Hasan Murad

Personal information
- Full name: Hasan Murad
- Born: 1 July 2001 (age 25) Cox's Bazar, Bangladesh
- Batting: Right-handed
- Bowling: Slow left-arm orthodox
- Role: Bowler

International information
- National side: Bangladesh;
- Test debut (cap 108): 11 November 2025 v Ireland
- Last Test: 19 November 2025 v Ireland
- T20I debut (cap 87): 6 October 2023 v India
- Last T20I: 7 October 2023 v Pakistan

Career statistics
| Competition | T20I | FC | LA | T20 |
| Matches | 2 | 37 | 65 | 37 |
| Runs scored | 0 | 327 | 157 | 26 |
| Batting average | – | 7.97 | 6.03 | 4.33 |
| 100s/50s | 0/0 | 0/0 | 0/0 | 0/0 |
| Top score | – | 27 | 21 | 7* |
| Balls bowled | 12 | 7,368 | 3,591 | 666 |
| Wickets | 0 | 154 | 94 | 40 |
| Bowling average | – | 23.15 | 25.02 | 19.80 |
| 5 wickets in innings | 0 | 13 | 0 | 0 |
| 10 wickets in match | 0 | 0 | 0 | 0 |
| Best bowling | – | 8/119 | 4/19 | 3/21 |
| Catches/stumpings | 0/– | 18/– | 19/– | 11/– |

Medal record
Men's Cricket
Representing Bangladesh
ICC U-19 World Cup
| Winner | 2020 South Africa |  |
Asian Games
| Bronze medal – third place | 2022 Hangzhou | Team |
- Source: Cricinfo, 12 October 2025

= Hasan Murad =

Bangladeshi cricketer (born 2001)

Hasan Murad (born 1 July 2001) is a Bangladeshi cricketer.
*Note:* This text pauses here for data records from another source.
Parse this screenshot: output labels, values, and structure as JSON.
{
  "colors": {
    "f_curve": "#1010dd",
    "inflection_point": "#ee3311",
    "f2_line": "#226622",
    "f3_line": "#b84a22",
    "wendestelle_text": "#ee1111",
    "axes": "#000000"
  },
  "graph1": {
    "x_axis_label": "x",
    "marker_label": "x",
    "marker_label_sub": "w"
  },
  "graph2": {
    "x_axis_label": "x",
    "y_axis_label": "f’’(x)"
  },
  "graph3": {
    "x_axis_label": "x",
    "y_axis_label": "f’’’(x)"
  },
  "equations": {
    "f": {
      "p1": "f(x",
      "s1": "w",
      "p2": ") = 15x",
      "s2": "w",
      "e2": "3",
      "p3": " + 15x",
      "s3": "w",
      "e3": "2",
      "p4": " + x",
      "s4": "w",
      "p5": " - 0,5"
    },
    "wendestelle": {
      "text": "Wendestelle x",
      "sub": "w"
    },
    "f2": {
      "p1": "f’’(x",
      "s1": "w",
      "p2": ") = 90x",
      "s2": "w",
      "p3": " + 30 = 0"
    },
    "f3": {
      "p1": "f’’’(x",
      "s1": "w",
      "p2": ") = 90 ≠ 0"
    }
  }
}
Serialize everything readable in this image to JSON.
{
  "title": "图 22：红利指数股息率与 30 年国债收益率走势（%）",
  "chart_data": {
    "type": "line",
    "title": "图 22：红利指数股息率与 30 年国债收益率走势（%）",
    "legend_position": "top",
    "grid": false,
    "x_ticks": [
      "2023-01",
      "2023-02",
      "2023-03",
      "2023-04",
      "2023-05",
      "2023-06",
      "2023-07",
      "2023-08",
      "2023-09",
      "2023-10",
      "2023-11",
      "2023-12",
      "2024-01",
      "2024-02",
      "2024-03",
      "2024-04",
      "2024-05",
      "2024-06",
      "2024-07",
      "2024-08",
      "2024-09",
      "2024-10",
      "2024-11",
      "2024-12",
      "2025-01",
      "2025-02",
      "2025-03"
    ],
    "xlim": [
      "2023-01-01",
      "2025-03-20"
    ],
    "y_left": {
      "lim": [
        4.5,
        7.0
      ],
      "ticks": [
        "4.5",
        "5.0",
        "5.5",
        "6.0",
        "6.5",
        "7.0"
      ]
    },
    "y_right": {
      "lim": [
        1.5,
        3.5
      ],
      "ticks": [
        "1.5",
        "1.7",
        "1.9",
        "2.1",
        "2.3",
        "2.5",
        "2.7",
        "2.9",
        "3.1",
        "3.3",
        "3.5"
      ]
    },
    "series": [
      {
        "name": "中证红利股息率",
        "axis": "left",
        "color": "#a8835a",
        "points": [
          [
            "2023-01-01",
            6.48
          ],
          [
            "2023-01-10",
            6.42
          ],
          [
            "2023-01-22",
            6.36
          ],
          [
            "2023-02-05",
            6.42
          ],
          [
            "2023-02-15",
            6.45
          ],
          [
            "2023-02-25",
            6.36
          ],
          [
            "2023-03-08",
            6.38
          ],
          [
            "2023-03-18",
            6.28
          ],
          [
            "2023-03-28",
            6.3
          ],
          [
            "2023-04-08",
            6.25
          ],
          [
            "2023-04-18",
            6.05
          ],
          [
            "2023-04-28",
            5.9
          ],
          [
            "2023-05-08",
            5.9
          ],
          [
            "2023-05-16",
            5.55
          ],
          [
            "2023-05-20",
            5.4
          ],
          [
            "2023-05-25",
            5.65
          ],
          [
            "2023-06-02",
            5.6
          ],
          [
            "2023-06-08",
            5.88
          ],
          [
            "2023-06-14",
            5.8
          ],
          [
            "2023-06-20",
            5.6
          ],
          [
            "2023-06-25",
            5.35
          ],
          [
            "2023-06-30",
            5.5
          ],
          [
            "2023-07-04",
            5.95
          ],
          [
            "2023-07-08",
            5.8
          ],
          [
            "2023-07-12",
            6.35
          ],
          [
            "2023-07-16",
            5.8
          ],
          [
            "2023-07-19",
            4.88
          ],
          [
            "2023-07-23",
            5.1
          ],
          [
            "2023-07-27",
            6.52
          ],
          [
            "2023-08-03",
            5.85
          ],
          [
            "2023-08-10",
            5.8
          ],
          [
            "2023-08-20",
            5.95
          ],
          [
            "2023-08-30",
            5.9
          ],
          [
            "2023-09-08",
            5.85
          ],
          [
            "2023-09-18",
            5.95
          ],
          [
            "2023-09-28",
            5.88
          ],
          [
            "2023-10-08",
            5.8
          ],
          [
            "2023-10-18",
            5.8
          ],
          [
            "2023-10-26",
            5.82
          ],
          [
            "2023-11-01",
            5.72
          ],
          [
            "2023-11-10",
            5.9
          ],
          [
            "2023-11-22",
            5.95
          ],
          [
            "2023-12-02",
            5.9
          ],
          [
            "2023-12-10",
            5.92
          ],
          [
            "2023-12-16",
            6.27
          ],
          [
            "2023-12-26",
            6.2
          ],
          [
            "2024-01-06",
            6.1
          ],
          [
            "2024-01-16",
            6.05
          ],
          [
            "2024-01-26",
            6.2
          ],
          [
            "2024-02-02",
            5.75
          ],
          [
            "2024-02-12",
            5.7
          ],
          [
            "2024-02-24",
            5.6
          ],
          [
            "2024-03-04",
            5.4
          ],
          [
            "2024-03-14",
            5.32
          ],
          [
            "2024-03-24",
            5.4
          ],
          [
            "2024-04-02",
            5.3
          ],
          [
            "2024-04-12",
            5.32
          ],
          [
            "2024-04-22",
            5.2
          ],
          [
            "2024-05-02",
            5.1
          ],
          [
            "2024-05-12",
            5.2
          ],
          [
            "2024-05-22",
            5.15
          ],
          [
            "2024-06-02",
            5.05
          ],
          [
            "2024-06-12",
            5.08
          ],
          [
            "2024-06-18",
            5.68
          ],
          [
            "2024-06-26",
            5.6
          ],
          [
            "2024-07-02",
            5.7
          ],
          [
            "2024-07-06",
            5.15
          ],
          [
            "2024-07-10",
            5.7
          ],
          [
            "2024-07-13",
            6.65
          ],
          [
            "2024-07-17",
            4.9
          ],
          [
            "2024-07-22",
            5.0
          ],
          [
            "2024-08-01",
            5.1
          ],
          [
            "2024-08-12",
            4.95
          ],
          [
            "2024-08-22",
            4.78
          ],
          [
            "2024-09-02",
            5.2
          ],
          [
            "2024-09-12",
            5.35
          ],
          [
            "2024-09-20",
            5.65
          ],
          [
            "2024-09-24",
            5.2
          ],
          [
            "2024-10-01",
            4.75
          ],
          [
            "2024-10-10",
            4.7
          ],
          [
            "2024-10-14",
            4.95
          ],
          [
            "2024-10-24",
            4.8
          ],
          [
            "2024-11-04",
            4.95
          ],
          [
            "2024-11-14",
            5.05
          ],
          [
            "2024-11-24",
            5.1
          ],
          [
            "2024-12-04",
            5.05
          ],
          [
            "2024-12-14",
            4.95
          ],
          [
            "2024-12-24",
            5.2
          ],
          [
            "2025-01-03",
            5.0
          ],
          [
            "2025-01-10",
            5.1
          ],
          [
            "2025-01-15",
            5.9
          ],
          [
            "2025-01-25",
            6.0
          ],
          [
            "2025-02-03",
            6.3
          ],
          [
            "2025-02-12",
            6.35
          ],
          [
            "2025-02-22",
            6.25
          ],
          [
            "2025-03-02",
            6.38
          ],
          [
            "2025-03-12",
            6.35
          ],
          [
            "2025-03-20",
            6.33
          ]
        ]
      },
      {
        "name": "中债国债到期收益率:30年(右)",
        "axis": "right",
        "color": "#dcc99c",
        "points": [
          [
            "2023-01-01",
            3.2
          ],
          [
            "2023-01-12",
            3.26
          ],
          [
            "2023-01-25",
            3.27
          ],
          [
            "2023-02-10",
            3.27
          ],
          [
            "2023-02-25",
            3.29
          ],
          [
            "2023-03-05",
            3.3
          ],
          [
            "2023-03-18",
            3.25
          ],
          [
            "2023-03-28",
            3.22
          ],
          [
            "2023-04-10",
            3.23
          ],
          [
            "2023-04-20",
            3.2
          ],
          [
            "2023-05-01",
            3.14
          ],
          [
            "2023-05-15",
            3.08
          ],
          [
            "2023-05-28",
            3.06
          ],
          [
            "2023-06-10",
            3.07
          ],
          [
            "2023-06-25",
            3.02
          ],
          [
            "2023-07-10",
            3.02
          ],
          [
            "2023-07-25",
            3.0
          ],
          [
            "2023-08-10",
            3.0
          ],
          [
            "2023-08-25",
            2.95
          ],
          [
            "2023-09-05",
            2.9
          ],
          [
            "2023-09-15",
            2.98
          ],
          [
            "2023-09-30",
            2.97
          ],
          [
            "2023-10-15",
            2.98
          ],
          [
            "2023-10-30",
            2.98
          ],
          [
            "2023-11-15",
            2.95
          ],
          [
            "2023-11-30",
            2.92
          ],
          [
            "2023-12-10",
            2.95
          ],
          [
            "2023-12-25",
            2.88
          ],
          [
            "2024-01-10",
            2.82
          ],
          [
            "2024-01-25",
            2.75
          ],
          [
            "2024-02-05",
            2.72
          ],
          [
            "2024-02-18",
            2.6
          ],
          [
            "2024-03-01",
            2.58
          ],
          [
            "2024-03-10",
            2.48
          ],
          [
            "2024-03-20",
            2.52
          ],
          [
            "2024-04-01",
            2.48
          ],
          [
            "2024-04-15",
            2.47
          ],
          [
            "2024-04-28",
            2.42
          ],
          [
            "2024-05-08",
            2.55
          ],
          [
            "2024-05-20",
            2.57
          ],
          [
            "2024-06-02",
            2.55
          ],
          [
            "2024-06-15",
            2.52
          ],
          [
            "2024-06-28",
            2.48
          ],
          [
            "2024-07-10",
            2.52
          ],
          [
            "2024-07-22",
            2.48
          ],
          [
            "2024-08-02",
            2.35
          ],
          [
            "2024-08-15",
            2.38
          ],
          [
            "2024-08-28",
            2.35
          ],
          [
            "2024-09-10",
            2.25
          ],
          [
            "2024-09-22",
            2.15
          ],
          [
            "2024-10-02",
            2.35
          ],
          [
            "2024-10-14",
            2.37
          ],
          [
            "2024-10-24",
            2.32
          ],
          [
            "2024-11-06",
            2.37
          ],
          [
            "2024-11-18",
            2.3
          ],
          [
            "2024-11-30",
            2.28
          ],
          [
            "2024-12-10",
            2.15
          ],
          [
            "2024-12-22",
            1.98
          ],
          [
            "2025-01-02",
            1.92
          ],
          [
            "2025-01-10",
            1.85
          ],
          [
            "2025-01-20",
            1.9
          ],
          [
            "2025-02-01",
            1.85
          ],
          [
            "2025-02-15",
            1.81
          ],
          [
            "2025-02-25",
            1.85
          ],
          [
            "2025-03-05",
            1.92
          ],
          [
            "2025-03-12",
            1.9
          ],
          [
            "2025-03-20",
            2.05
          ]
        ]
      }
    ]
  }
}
He made his Twenty20 debut for Bangladesh Krira Shikkha Protishtan in the 2018–19 Dhaka Premier Division Twenty20 Cricket League on 25 February 2019. He made his List A debut for Bangladesh Krira Shikkha Protishtan in the 2018–19 Dhaka Premier Division Cricket League on 8 March 2019. He was the leading wicket-taker for Bangladesh Krira Shikkha Protishtan in the 2018–19 Dhaka Premier Division Cricket League tournament, with 22 dismissals in 13 matches. In December 2019, he was named in Bangladesh's squad for the 2020 Under-19 Cricket World Cup.

He made his first-class debut for Chittagong Division in the 2020–21 National Cricket League on 22 March 2021. He made his international debut against India in the semifinal match of the Asian Games on 6 October 2023.